Utilities turnover dropped by 38% to S$696m, mainly due to lower fuel prices, which are a pass-through item. Utilities PATMI fell by 16%. The UK business was down 73% with the expiry of a contract on more favourable terms, and the depreciation of the GBP. Singapore utilities earnings grew 13%, with a tax writeback of S$5.7m and a one-off fuel sale offsetting a provision made for upcoming unscheduled maintenance.
With regards to its bid for the US$1bn Salalah independent water & power project (IWPP) project in Oman, management said that it is still in the process of locking down financing. With tighter credit markets, it now has to rope in more banks as individual banks have overall reduced their allocation in order to reduce its risk exposure. However, SCI still seemed optimistic on securing the project.

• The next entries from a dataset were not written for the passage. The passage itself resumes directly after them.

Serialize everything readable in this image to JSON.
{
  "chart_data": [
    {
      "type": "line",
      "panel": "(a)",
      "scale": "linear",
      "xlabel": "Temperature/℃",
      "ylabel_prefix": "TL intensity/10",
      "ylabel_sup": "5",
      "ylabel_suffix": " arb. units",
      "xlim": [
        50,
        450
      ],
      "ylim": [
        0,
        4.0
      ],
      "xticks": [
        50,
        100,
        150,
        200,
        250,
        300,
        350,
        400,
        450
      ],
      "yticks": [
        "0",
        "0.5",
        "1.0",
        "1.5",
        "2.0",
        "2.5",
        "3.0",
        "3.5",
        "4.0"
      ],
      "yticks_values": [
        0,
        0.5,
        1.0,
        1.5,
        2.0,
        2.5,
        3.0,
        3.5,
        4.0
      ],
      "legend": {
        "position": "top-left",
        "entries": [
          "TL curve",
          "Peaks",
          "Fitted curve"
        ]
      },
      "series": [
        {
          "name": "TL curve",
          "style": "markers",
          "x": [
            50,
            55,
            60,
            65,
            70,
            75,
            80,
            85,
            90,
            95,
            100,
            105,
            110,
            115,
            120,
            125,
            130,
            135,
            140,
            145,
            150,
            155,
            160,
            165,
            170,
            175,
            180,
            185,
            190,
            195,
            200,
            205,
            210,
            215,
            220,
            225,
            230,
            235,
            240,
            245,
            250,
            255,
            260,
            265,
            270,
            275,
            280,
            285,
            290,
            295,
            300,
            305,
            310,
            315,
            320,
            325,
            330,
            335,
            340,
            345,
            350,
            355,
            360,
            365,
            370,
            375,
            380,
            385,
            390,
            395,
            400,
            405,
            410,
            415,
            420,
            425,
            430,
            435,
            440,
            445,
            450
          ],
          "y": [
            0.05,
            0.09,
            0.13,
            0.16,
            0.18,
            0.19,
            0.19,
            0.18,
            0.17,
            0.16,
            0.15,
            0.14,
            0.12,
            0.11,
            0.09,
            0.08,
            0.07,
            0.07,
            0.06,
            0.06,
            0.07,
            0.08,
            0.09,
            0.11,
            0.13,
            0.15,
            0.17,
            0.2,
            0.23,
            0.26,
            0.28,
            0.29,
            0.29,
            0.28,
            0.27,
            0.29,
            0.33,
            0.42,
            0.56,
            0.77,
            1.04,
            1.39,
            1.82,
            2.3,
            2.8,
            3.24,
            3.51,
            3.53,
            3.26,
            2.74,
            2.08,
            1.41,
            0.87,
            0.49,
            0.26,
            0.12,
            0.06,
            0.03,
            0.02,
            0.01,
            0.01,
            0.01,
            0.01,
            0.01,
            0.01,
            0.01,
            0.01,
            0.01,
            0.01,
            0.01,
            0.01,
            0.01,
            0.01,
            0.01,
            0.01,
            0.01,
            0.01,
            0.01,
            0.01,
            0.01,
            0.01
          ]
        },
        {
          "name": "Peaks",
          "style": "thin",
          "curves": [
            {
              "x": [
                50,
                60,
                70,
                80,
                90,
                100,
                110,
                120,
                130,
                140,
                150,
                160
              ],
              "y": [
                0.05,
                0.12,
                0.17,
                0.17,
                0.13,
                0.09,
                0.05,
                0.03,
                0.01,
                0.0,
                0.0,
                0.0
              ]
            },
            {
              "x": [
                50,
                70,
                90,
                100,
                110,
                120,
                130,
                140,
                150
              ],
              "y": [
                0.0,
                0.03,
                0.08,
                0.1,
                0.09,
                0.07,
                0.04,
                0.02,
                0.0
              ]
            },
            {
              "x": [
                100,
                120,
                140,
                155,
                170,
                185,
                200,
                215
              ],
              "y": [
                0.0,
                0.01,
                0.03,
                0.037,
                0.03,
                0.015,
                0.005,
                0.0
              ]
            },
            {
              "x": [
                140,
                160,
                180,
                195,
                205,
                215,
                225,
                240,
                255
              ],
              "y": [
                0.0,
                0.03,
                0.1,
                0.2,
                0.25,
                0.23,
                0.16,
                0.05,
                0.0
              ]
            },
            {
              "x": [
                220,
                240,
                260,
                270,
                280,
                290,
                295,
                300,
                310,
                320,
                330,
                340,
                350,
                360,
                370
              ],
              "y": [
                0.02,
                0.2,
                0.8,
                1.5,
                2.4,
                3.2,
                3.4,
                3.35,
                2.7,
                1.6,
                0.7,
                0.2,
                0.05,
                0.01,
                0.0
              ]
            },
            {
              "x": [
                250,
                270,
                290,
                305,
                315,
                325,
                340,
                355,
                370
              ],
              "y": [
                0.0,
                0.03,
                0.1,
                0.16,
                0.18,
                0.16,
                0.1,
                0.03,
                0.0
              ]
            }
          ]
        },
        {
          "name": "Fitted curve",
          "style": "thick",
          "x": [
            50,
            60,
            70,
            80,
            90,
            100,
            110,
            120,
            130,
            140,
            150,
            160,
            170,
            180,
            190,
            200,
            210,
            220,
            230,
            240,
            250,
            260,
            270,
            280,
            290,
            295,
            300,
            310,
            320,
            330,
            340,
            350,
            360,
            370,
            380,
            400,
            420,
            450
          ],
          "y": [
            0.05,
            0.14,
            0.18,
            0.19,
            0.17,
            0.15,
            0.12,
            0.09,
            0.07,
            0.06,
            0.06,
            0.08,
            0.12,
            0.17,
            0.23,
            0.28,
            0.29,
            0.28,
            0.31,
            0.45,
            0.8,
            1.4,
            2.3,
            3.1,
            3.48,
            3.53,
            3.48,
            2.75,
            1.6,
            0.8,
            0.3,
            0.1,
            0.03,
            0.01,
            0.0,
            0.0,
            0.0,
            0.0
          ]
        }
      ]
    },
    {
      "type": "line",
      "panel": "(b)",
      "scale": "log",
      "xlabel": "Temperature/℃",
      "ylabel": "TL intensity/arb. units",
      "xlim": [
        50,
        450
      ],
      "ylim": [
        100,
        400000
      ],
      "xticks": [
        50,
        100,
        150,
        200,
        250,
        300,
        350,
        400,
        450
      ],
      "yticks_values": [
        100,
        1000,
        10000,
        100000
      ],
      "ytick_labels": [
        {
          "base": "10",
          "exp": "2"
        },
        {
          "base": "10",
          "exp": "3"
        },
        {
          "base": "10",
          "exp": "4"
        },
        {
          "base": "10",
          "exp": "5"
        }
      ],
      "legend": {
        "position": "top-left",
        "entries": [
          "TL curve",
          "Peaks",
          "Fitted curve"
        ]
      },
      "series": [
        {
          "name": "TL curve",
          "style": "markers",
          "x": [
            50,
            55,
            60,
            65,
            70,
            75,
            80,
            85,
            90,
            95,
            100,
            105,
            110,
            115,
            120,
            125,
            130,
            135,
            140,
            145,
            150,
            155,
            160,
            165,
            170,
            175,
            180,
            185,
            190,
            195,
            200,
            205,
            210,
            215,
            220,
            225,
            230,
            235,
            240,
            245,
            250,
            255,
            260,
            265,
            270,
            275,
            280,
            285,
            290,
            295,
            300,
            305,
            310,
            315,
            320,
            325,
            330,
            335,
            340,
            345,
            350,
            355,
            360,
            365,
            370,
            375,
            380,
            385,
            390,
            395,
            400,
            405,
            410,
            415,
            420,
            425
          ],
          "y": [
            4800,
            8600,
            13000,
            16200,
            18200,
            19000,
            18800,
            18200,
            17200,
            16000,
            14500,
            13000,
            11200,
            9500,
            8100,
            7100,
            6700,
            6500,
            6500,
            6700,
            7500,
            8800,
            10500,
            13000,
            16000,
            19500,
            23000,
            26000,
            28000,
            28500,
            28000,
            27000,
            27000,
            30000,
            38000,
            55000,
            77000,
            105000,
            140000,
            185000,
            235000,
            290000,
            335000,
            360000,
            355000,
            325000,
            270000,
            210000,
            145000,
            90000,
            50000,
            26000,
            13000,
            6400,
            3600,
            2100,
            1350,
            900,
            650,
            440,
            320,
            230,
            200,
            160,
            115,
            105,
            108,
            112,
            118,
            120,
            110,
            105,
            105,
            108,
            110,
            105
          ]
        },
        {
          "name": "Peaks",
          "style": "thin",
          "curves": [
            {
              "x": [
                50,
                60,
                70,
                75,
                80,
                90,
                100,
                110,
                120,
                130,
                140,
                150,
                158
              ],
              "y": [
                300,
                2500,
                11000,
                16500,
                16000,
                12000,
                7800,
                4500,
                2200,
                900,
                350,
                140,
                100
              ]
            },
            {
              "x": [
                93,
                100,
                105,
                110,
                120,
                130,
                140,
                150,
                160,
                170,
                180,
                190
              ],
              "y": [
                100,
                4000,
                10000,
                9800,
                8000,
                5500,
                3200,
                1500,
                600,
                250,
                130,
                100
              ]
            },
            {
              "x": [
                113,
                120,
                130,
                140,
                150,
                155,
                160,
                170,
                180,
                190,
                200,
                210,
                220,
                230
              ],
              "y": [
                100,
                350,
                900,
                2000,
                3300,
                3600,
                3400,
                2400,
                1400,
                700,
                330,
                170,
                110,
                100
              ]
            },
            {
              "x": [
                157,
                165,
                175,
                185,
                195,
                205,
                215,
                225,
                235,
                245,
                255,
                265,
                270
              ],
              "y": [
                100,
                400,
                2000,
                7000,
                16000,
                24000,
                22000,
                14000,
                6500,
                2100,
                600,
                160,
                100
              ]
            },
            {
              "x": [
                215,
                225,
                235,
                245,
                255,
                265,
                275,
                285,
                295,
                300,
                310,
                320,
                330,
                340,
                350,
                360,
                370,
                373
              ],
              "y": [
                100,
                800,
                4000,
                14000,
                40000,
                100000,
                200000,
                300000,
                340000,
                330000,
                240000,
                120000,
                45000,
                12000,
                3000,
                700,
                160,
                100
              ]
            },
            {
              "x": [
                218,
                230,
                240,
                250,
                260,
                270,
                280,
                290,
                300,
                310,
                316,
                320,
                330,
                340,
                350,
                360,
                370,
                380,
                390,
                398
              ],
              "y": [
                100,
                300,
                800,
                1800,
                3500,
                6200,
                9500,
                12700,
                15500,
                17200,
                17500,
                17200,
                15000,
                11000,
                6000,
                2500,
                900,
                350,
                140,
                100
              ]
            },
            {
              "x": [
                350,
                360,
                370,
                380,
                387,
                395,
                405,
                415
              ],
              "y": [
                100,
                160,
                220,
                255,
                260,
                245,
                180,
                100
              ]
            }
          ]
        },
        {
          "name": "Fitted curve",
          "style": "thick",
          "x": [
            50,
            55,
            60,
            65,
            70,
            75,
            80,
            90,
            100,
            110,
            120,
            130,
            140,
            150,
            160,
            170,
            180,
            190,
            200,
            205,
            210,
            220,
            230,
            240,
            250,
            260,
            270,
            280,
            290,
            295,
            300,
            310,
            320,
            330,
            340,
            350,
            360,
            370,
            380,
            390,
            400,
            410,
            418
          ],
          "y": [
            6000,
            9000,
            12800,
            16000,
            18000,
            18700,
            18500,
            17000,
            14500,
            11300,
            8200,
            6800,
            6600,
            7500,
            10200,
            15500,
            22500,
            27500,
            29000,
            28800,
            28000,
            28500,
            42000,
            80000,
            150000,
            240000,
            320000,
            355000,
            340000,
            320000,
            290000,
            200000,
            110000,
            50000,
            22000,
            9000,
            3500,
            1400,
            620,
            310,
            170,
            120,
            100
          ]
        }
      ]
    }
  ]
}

We are leaving our FY09 forecasts unchanged, where we expect SCI to post 9.8% growth to S$557.0m. We are forecasting steady earnings CAGR of 9% p.a. over the next three years, with earnings expected to decelerate in FY11 due to the marine business. Utilities are expected to perform in line with muted GDP growth, while we are not factoring any significant project wins at this point.
We are adjusting our SOTP price target upwards from $2.70 to $3.03, in line with SMM and Gallant Ventures’ price rises. However, we are reducing our recommendation to a Hold, as SCI’s share price is currently in line with this. We do not expect any significant near term catalysts, with a potential win at Salalah possibly to come at the expense of margins.